Tak hanya mengenang korban, acara ini juga memberikan penghargaan kepada para pahlawan yang sigap bertindak. Mulai dari para responden pertama hingga Ahmed al-Ahmed, pemilik toko di Bondi, yang dengan berani berhasil merebut senjata dari salah satu pelaku. Perdana Menteri Australia, Anthony Albanese, mengungkapkan kesedihannya. Menurut Albanese, Bondi bukan sekadar pantai indah, melainkan simbol pelukan hangat dan penerimaan yang harusnya damai. "Insiden itu adalah serangan tragis, bukan hanya terhadap warga Yahudi Australia, tetapi juga terhadap cara hidup Australia," tegasnya.

Tragedi ini menjadi serangan paling mematikan dalam 30 tahun terakhir di Australia. Diketahui, pelaku utama, Sajid Akram (50), seorang warga negara India, tewas ditembak polisi di lokasi kejadian. Anaknya, Naveed (24), warga negara Australia kelahiran setempat, kini mendekam di penjara setelah didakwa atas tindakan terorisme dan 15 pembunuhan. Polisi menyebut keduanya terinspirasi oleh kelompok ISIL (ISIS).

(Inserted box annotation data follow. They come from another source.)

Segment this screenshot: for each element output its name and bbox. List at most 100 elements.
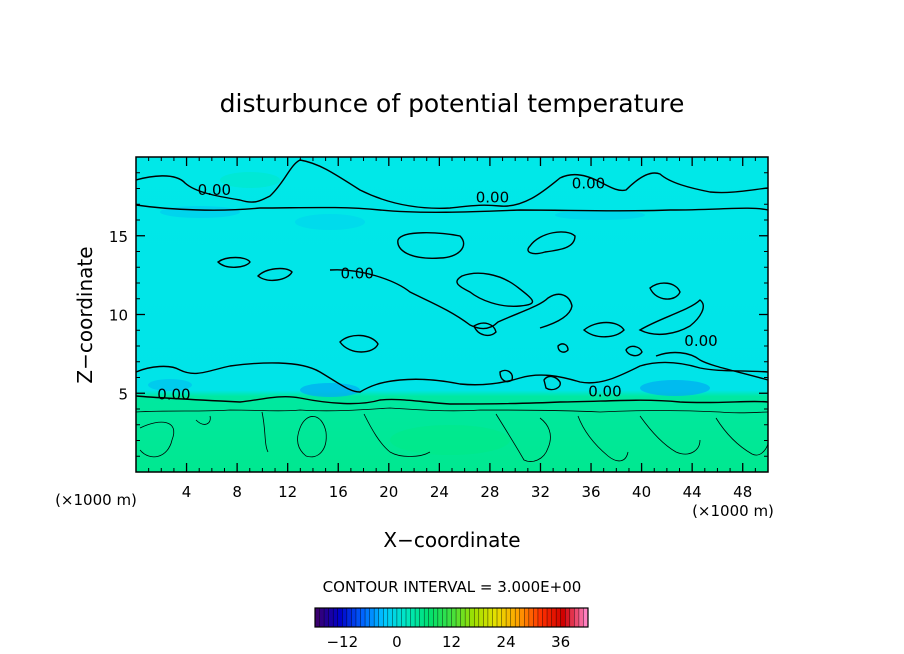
contour-line (329, 269, 573, 330)
colorbar-cell (387, 608, 393, 627)
colorbar-cell (351, 608, 357, 627)
colorbar-cell (556, 608, 561, 627)
x-tick-label: 28 (480, 483, 499, 501)
contour-line (297, 416, 327, 458)
colorbar-cell (456, 608, 461, 627)
x-tick-label: 4 (182, 483, 192, 501)
cool-patch (295, 214, 365, 230)
contour-line (136, 395, 768, 405)
colorbar-cell (519, 608, 525, 627)
colorbar-cell (497, 608, 502, 627)
x-tick-label: 20 (379, 483, 398, 501)
x-unit-left: (×1000 m) (55, 491, 137, 509)
colorbar-tick-label: 36 (551, 633, 570, 651)
colorbar-cell (483, 608, 489, 627)
contour-line (543, 375, 561, 391)
colorbar-cell (437, 608, 443, 627)
colorbar-cell (574, 608, 580, 627)
contour-label: 0.00 (476, 189, 509, 207)
colorbar-frame (314, 607, 589, 628)
colorbar-cell (433, 608, 439, 627)
colorbar-cell (342, 608, 348, 627)
x-tick-label: 40 (632, 483, 651, 501)
colorbar-cell (487, 608, 493, 627)
contour-line (655, 351, 768, 381)
cool-patch (555, 210, 645, 220)
colorbar-cell (396, 608, 402, 627)
colorbar-cell (346, 608, 352, 627)
colorbar-cell (578, 608, 584, 627)
contour-line (715, 417, 768, 456)
colorbar-cell (501, 608, 507, 627)
contour-line (136, 407, 768, 414)
colorbar-cell (365, 608, 370, 627)
colorbar-cell (492, 608, 498, 627)
colorbar-cell (328, 608, 334, 627)
thin-contours (136, 407, 768, 462)
contour-label: 0.00 (157, 386, 190, 404)
colorbar-cell (469, 608, 475, 627)
x-tick-label: 44 (683, 483, 702, 501)
colorbar-cell (478, 608, 484, 627)
colorbar-cell (533, 608, 539, 627)
contour-line (649, 282, 681, 300)
colorbar-cell (324, 608, 329, 627)
colorbar-cell (465, 608, 470, 627)
contour-labels: 0.00 0.00 0.00 0.00 0.00 0.00 0.00 (157, 175, 717, 404)
x-tick-label: 12 (278, 483, 297, 501)
colorbar-cell (460, 608, 466, 627)
colorbar-tick-label: 0 (392, 633, 402, 651)
colorbar-cell (406, 608, 411, 627)
contour-line (495, 413, 551, 462)
cool-patch (148, 379, 192, 391)
colorbar-cell (565, 608, 571, 627)
contour-line (638, 299, 704, 336)
x-tick-label: 48 (733, 483, 752, 501)
colorbar-cell (515, 608, 521, 627)
x-unit-right: (×1000 m) (692, 502, 774, 520)
colorbar-cell (360, 608, 366, 627)
contour-line (527, 231, 576, 255)
contour-line (136, 361, 768, 393)
cool-patch (160, 206, 240, 218)
contour-line (625, 345, 643, 357)
contour-line (499, 369, 514, 383)
contour-line (363, 413, 431, 457)
colorbar-cell (510, 608, 516, 627)
colorbar-cell (315, 608, 320, 627)
colorbar-tick-label: 24 (497, 633, 516, 651)
colorbar-cell (524, 608, 530, 627)
colorbar-cell (415, 608, 420, 627)
cool-patch (640, 380, 710, 396)
x-tick-label: 36 (581, 483, 600, 501)
colorbar-cell (424, 608, 430, 627)
contour-line (582, 321, 625, 338)
contour-label: 0.00 (588, 382, 621, 400)
colorbar-cell (551, 608, 557, 627)
contour-line (139, 421, 175, 458)
colorbar-cell (333, 608, 339, 627)
colorbar-cell (419, 608, 425, 627)
colorbar-cell (369, 608, 375, 627)
colorbar-cell (355, 608, 361, 627)
colorbar-cell (392, 608, 398, 627)
contour-interval-note: CONTOUR INTERVAL = 3.000E+00 (323, 578, 582, 596)
colorbar-cell (542, 608, 548, 627)
x-axis-label: X−coordinate (383, 528, 520, 552)
colorbar-cell (374, 608, 379, 627)
contour-line (397, 232, 465, 259)
colorbar-cell (401, 608, 407, 627)
colorbar-cell (319, 608, 325, 627)
contour-line (261, 411, 269, 453)
y-tick-label: 5 (118, 385, 128, 403)
contour-line (136, 159, 768, 209)
colorbar-cell (446, 608, 452, 627)
x-tick-label: 32 (531, 483, 550, 501)
contour-label: 0.00 (684, 332, 717, 350)
contour-line (577, 415, 629, 462)
contour-label: 0.00 (572, 175, 605, 193)
colorbar-cell (337, 608, 343, 627)
y-tick-label: 10 (109, 307, 128, 325)
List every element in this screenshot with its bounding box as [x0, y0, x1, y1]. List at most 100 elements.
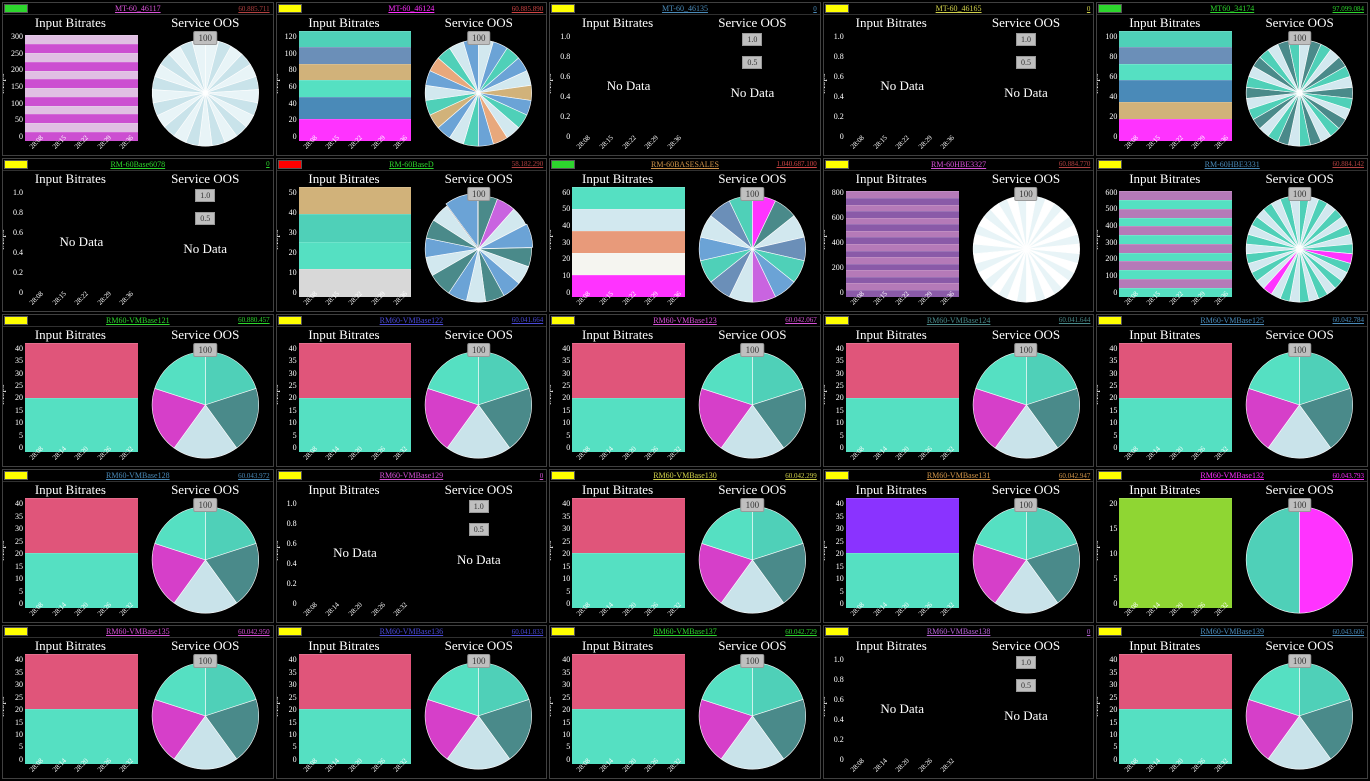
panel-title[interactable]: RM60-VMBase135	[106, 627, 170, 636]
monitor-panel[interactable]: MT-60_4611760.885.711Input BitratesMbps3…	[2, 2, 274, 156]
chart-title: Service OOS	[411, 327, 546, 343]
panel-meta: 60.041.664	[512, 316, 544, 324]
panel-title[interactable]: RM-60BaseD	[389, 160, 433, 169]
panel-title[interactable]: RM60-VMBase129	[380, 471, 444, 480]
monitor-panel[interactable]: RM60-VMBase1380Input BitratesMbps1.00.80…	[823, 625, 1095, 779]
panel-title[interactable]: RM-60BASESALES	[651, 160, 719, 169]
y-axis-label: Mbps	[549, 696, 553, 717]
input-bitrates-chart: Input BitratesMbps1.00.80.60.40.20No Dat…	[550, 15, 685, 155]
panel-title[interactable]: RM60-VMBase128	[106, 471, 170, 480]
service-oos-chart: Service OOS100	[685, 171, 820, 311]
status-indicator	[4, 160, 28, 169]
pie-center-badge: 100	[1288, 31, 1312, 45]
panel-title[interactable]: MT-60_46124	[388, 4, 434, 13]
service-oos-chart: Service OOS1.00.5No Data	[959, 638, 1094, 778]
panel-title[interactable]: RM60-VMBase125	[1200, 316, 1264, 325]
panel-title[interactable]: MT-60_46117	[115, 4, 161, 13]
chart-title: Input Bitrates	[824, 327, 959, 343]
y-axis-label: Mbps	[2, 541, 6, 562]
status-indicator	[4, 627, 28, 636]
monitor-panel[interactable]: RM60-VMBase12860.043.972Input BitratesMb…	[2, 469, 274, 623]
panel-header: RM60-VMBase1380	[824, 626, 1094, 638]
chart-title: Service OOS	[685, 638, 820, 654]
panel-title[interactable]: RM60-VMBase137	[653, 627, 717, 636]
service-oos-chart: Service OOS100	[685, 638, 820, 778]
chart-title: Input Bitrates	[3, 327, 138, 343]
panel-title[interactable]: RM60-VMBase132	[1200, 471, 1264, 480]
chart-title: Input Bitrates	[824, 482, 959, 498]
panel-meta: 60.884.142	[1333, 160, 1365, 168]
status-indicator	[825, 316, 849, 325]
monitor-panel[interactable]: RM60-VMBase122 60.041.664 Input BitratesMb…	[276, 314, 548, 468]
input-bitrates-chart: Input BitratesMbps403530252015105028:082…	[550, 482, 685, 622]
monitor-panel[interactable]: RM-60Base60780Input BitratesMbps1.00.80.…	[2, 158, 274, 312]
monitor-panel[interactable]: RM60-VMBase13660.041.833Input BitratesMb…	[276, 625, 548, 779]
monitor-panel[interactable]: MT-60_4612460.885.890Input BitratesMbps1…	[276, 2, 548, 156]
status-indicator	[278, 471, 302, 480]
pie-center-badge: 100	[1014, 498, 1038, 512]
panel-header: RM-60BASESALES1.040.687.100	[550, 159, 820, 171]
chart-title: Service OOS	[685, 327, 820, 343]
panel-meta: 0	[1087, 5, 1091, 13]
service-oos-chart: Service OOS100	[411, 638, 546, 778]
panel-meta: 60.043.793	[1333, 472, 1365, 480]
input-bitrates-chart: Input BitratesMbps605040302010028:0828:1…	[550, 171, 685, 311]
panel-title[interactable]: RM60-VMBase123	[653, 316, 717, 325]
monitor-panel[interactable]: RM-60HBE332760.884.770Input BitratesMbps…	[823, 158, 1095, 312]
monitor-panel[interactable]: RM60-VMBase13560.042.950Input BitratesMb…	[2, 625, 274, 779]
panel-title[interactable]: RM60-VMBase138	[927, 627, 991, 636]
chart-title: Service OOS	[685, 15, 820, 31]
pie-center-badge: 100	[193, 654, 217, 668]
monitor-panel[interactable]: RM60-VMBase13260.043.793Input BitratesMb…	[1096, 469, 1368, 623]
panel-title[interactable]: RM60-VMBase130	[653, 471, 717, 480]
panel-title[interactable]: RM60-VMBase124	[927, 316, 991, 325]
panel-header: MT-60_461350	[550, 3, 820, 15]
panel-title[interactable]: RM60-VMBase139	[1200, 627, 1264, 636]
input-bitrates-chart: Input BitratesMbps1.00.80.60.40.20No Dat…	[3, 171, 138, 311]
service-oos-chart: Service OOS100	[411, 15, 546, 155]
monitor-panel[interactable]: RM60-VMBase13160.042.947Input BitratesMb…	[823, 469, 1095, 623]
chart-title: Service OOS	[959, 638, 1094, 654]
no-data-label: No Data	[299, 498, 412, 608]
monitor-panel[interactable]: RM60-VMBase12460.041.644Input BitratesMb…	[823, 314, 1095, 468]
monitor-panel[interactable]: MT-60_461350Input BitratesMbps1.00.80.60…	[549, 2, 821, 156]
panel-meta: 97.099.084	[1333, 5, 1365, 13]
panel-title[interactable]: MT-60_46165	[936, 4, 982, 13]
monitor-panel[interactable]: RM-60HBE333160.884.142Input BitratesMbps…	[1096, 158, 1368, 312]
panel-title[interactable]: MT-60_46135	[662, 4, 708, 13]
panel-header: RM60-VMBase12460.041.644	[824, 315, 1094, 327]
monitor-panel[interactable]: MT60_3417497.099.084Input BitratesMbps10…	[1096, 2, 1368, 156]
status-indicator	[551, 316, 575, 325]
input-bitrates-chart: Input BitratesMbps403530252015105028:082…	[1097, 638, 1232, 778]
service-oos-chart: Service OOS100	[138, 638, 273, 778]
monitor-panel[interactable]: RM60-VMBase13960.043.606Input BitratesMb…	[1096, 625, 1368, 779]
chart-title: Service OOS	[138, 482, 273, 498]
monitor-panel[interactable]: RM60-VMBase13760.042.729Input BitratesMb…	[549, 625, 821, 779]
panel-title[interactable]: RM60-VMBase136	[380, 627, 444, 636]
chart-title: Service OOS	[1232, 327, 1367, 343]
panel-title[interactable]: RM60-VMBase121	[106, 316, 170, 325]
y-axis-label: Mbps	[1096, 385, 1100, 406]
chart-title: Service OOS	[1232, 482, 1367, 498]
panel-title[interactable]: MT60_34174	[1210, 4, 1254, 13]
status-indicator	[551, 160, 575, 169]
status-indicator	[4, 4, 28, 13]
monitor-panel[interactable]: RM-60BASESALES1.040.687.100Input Bitrate…	[549, 158, 821, 312]
monitor-panel[interactable]: RM60-VMBase12160.880.457Input BitratesMb…	[2, 314, 274, 468]
monitor-panel[interactable]: RM60-VMBase12560.042.784Input BitratesMb…	[1096, 314, 1368, 468]
pie-center-badge: 100	[193, 343, 217, 357]
monitor-panel[interactable]: RM-60BaseD58.182.290Input BitratesMbps50…	[276, 158, 548, 312]
panel-title[interactable]: RM60-VMBase131	[927, 471, 991, 480]
panel-header: RM60-VMBase13160.042.947	[824, 470, 1094, 482]
panel-title[interactable]: RM-60Base6078	[110, 160, 165, 169]
panel-title[interactable]: RM60-VMBase122	[380, 316, 444, 325]
pie-center-badge: 100	[1288, 498, 1312, 512]
input-bitrates-chart: Input BitratesMbps403530252015105028:082…	[277, 327, 412, 467]
panel-title[interactable]: RM-60HBE3331	[1205, 160, 1260, 169]
input-bitrates-chart: Input BitratesMbps12010080604020028:0828…	[277, 15, 412, 155]
monitor-panel[interactable]: MT-60_461650Input BitratesMbps1.00.80.60…	[823, 2, 1095, 156]
monitor-panel[interactable]: RM60-VMBase12360.042.067Input BitratesMb…	[549, 314, 821, 468]
monitor-panel[interactable]: RM60-VMBase13060.042.299Input BitratesMb…	[549, 469, 821, 623]
monitor-panel[interactable]: RM60-VMBase1290Input BitratesMbps1.00.80…	[276, 469, 548, 623]
panel-title[interactable]: RM-60HBE3327	[931, 160, 986, 169]
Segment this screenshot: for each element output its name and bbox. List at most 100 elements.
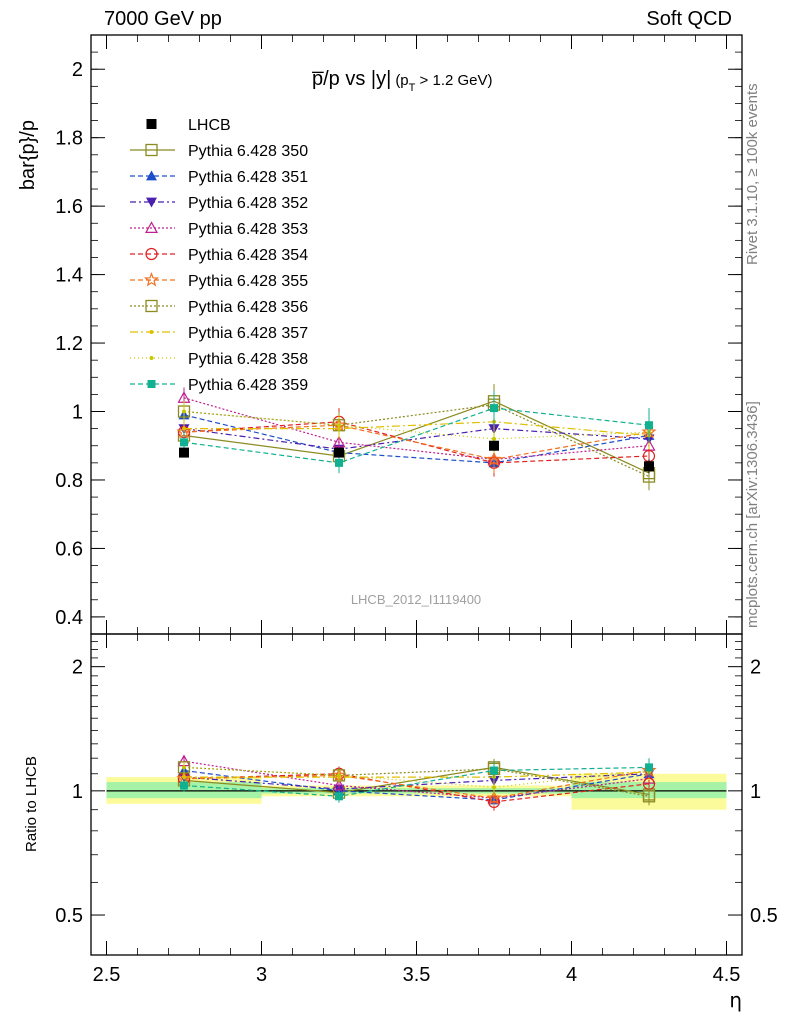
ratio-point [642, 790, 656, 803]
ratio-point [335, 792, 343, 801]
main-title-sub-T: T [409, 82, 416, 94]
legend-label: Pythia 6.428 350 [188, 143, 308, 160]
legend-marker [146, 197, 157, 208]
data-point [334, 447, 344, 458]
main-title-sub-open: (p [395, 72, 408, 89]
legend-entry: Pythia 6.428 351 [130, 169, 308, 186]
series-point [182, 409, 186, 414]
main-y-tick-label: 1.6 [55, 196, 83, 218]
legend-label: Pythia 6.428 353 [188, 221, 308, 238]
legend-marker [145, 143, 158, 157]
legend-label: Pythia 6.428 359 [188, 377, 308, 394]
ratio-y-tick-label: 1 [72, 781, 83, 803]
main-y-tick-label: 1.4 [55, 265, 83, 287]
series-line [183, 427, 650, 450]
series-point [492, 436, 496, 441]
legend-entry: Pythia 6.428 358 [130, 351, 308, 368]
ratio-axes-ticks: 0.5 0.5 1 1 2 2 2.5 3 3.5 4 4.5 [55, 634, 778, 986]
ratio-series-line [183, 766, 650, 797]
ratio-y-tick-label-right: 1 [750, 781, 761, 803]
ratio-point [332, 778, 346, 791]
ratio-point [645, 763, 653, 772]
legend-label: Pythia 6.428 355 [188, 273, 308, 290]
legend-entry: Pythia 6.428 350 [130, 143, 308, 160]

Menyusul insiden berdarah ini, pemerintah Australia tak tinggal diam. Parlemen negara itu telah menyetujui undang-undang senjata api yang lebih ketat minggu ini. Aturan baru ini mencakup skema pembelian kembali senjata api oleh pemerintah dan pemeriksaan izin senjata yang lebih ketat. Tak hanya itu, PM Albanese juga telah meluncurkan komisi khusus untuk menyelidiki anti-Semitisme dan memperkuat kohesi sosial sebagai bagian dari upaya lebih luas memerangi kejahatan kebencian di negeri kanguru.